Usually when I feel that spark, I don't know what is coming. I feel excited and nervous about the possibilities of what is to come. Many times that spark turns into writing. Sometimes it turns into a craft or project. And other times it becomes something much more abstract. The exciting part is, whatever is to come will be an extension of me. It will be creative. It will be beautiful, at least to me. The part that makes me nervous is the process of growing that spark into a bright light. Will it turn out? What will I do with it? Will I want to share this part of myself with others? Who will I share it with? Will it accurately represent me? I'm really not sure why it makes me nervous though. These little sparks never end somewhere bad. They are always so rewarding when nurtured to fruition.
This evening I felt a spark. I wasn't sure what to do with it. I felt inspired by the idea of inspiration and creativity. I got to thinking about how beautiful it is that God created us to be creative beings. How creative must God be to have thought up you and me? Every person that ever has been, created unique. No two identical. Each a separate masterpiece. Each with their own creativity.

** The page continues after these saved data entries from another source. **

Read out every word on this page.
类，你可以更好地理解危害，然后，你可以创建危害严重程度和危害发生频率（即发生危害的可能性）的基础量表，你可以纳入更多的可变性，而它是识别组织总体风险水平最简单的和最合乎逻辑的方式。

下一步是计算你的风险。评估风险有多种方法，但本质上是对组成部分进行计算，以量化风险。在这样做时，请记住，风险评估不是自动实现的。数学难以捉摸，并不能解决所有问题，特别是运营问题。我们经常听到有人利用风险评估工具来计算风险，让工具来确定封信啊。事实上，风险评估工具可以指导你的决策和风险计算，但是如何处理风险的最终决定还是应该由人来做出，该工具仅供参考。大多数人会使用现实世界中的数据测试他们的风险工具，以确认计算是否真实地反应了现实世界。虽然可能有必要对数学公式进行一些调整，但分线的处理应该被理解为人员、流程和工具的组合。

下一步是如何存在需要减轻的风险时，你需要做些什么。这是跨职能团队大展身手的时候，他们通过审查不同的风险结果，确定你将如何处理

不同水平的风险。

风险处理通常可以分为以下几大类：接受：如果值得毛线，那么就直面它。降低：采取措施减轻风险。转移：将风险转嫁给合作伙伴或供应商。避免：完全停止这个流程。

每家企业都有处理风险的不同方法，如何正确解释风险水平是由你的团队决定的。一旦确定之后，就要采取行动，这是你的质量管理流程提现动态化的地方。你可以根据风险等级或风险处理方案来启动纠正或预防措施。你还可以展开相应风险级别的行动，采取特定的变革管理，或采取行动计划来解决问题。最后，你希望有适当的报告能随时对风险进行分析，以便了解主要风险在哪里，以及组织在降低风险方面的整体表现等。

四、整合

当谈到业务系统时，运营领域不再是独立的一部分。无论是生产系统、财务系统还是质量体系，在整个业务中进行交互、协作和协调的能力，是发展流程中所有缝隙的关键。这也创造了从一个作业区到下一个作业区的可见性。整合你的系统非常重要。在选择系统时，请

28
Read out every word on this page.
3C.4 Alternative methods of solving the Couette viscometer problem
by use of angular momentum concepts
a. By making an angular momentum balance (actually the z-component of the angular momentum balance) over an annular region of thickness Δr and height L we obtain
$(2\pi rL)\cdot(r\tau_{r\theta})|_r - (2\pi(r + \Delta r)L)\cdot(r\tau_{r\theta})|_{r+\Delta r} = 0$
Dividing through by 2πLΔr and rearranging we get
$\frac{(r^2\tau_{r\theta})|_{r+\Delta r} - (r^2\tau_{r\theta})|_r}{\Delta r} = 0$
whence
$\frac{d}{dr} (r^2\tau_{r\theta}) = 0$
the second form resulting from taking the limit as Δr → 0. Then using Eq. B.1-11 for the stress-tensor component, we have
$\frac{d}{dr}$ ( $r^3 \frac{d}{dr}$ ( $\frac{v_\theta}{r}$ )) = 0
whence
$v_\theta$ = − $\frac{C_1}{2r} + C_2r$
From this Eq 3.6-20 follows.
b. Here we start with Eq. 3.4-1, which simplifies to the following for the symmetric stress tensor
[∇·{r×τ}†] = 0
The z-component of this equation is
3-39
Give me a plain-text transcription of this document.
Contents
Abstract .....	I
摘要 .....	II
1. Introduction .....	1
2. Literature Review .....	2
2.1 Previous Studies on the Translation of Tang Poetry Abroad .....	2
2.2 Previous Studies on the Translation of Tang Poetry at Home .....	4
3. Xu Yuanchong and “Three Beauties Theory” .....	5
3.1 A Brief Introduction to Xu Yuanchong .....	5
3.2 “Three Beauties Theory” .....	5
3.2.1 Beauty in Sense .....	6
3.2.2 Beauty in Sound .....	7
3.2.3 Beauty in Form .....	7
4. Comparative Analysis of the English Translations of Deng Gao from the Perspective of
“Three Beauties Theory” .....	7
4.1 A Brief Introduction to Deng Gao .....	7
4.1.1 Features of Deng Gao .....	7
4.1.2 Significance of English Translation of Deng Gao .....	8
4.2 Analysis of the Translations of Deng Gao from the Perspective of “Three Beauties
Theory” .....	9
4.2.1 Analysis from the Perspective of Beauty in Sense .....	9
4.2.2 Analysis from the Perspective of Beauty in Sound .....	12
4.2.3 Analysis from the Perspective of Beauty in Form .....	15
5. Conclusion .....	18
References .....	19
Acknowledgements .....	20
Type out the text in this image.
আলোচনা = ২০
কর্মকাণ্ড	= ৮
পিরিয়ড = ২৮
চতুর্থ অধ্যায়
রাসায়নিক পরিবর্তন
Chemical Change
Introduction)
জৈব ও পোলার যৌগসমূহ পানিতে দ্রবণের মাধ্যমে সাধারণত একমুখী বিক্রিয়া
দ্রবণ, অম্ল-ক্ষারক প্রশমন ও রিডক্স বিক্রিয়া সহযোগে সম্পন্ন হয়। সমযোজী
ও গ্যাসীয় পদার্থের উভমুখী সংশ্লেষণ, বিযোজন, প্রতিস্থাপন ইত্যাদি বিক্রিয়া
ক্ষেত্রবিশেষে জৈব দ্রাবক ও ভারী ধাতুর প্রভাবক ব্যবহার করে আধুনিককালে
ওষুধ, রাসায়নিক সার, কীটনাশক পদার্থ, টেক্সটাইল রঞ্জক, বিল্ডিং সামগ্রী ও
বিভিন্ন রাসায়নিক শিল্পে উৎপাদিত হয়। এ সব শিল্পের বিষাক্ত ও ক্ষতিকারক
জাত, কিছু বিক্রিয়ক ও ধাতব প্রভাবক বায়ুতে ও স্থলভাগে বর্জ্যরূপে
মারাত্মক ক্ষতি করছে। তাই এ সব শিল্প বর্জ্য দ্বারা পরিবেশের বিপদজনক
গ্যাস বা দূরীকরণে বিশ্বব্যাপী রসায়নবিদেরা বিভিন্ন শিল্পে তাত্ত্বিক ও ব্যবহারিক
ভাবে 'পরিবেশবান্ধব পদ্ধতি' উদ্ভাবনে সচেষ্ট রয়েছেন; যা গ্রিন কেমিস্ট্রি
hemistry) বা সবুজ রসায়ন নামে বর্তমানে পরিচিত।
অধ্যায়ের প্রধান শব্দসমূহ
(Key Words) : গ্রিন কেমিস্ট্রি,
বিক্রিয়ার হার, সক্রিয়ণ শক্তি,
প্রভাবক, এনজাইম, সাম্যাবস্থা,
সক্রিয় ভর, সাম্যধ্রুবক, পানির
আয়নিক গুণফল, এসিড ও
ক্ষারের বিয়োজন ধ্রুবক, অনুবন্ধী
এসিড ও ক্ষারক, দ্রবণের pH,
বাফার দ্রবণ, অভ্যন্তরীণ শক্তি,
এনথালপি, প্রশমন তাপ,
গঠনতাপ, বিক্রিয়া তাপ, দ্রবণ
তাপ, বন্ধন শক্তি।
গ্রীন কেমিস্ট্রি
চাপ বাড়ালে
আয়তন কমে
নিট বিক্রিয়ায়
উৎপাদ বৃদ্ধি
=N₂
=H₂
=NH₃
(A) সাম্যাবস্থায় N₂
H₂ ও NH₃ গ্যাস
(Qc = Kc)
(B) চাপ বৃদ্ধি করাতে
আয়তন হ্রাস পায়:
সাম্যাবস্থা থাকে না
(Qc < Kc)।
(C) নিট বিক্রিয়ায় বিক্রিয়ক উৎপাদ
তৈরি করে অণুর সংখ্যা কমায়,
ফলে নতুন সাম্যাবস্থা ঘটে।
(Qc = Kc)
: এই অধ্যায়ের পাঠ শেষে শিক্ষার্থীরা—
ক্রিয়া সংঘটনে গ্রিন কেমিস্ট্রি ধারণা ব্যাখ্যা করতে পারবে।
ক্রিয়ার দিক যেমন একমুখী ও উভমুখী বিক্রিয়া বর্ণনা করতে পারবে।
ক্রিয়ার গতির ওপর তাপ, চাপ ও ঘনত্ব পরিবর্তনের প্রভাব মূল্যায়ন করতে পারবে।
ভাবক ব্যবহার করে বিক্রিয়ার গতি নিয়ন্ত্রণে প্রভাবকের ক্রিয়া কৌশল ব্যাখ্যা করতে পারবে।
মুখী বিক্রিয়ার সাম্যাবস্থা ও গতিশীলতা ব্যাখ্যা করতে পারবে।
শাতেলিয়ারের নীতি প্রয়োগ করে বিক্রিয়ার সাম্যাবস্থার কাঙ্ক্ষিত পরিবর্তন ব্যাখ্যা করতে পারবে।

OMG! This is exactly how I feel at times but never was able to put into words. recently I have been struggling with finding a purpose or greater meaning for my artwork and creative endeavors. I felt like I should create something because I hadn't in long while, but I just didn't have the inspiration. I started to think about art in the abstract. if you really thing about it it`s kind of unusual. Painting is just arranging color and lines and strokes onto a canvas. Drawing is just lines and shading. When I thought of it this way it seemed pointless to create but I was omitting the aspect of self fulfillment. Thank you so much for sharing your thoughts on this post.